Being a wine expert, Per-Henrik expertly selected a red wine (Ceres Ribera Del Duero) and a sweet wine for the desserts which he insisted I share with him and Annik: both were wonderful. Throughout the meal, Per-Henrik, Annik and I talked as though we had known eachother for years in a combination of general discussions but also probing interview-type questions.

The Maitre, Jacopo (pictured below) was very attentive to our table and answered all our queries. He was impressively multi-lingual and easily switched between french, english and italian (to name a few).



He was kind enough to share his insights into why San Sebastian is the culinary capital of Spain and the centre of Michelin stars as well as some of his favourite locations to eat. He also stated that there is a real spirit of cooperativeness amongst all the top restaurants in town and a sharing of ideas that he believes helps to lift both the quality of the food and status of the town to the benefit of all. Amusingly, Arzak has a football team of the kitchen staff that recently played the kitchen staff of Mugaritz. Although leading 3-0 at the beginning, Arzak ended up losing 8-10!!

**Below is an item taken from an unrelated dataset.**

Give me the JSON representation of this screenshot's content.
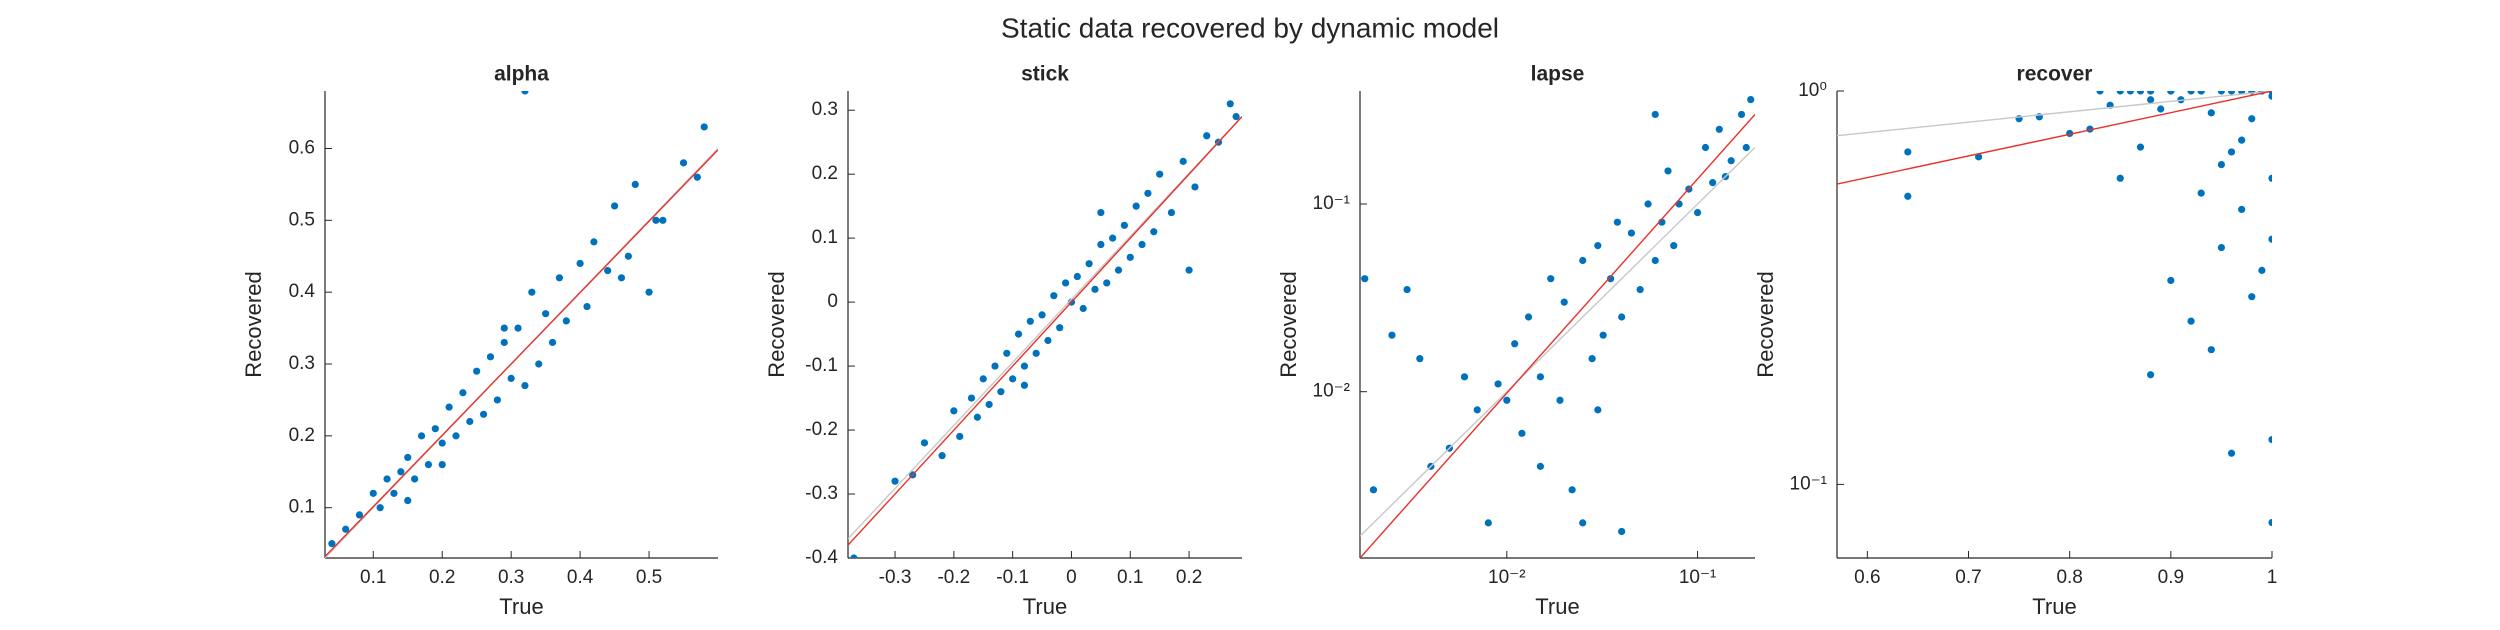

Due to other commitments, Juan Mari and Elena were not able to meet us today however Per-Henrik did set up an interview for later in the week. Although I was the first to arrive at the restaurant, I was the last to leave after Jacopo kindly gave me a tour of the kitchen and also explained that they have 3,000 varieties on wine and 80,000 bottles in the cellar!

Today was truly wonderful. The food was innovative, cutting edge and each combination of flavours was inspired. The meal was the complete opposite of Etxebarri yet both meals were astonishing. In addition, the fantastic company of Per-Henrik and Annik (whom I will perhaps visit in Switzerland) made the experience that much more memorable than when dining alone as it was now a shared experience.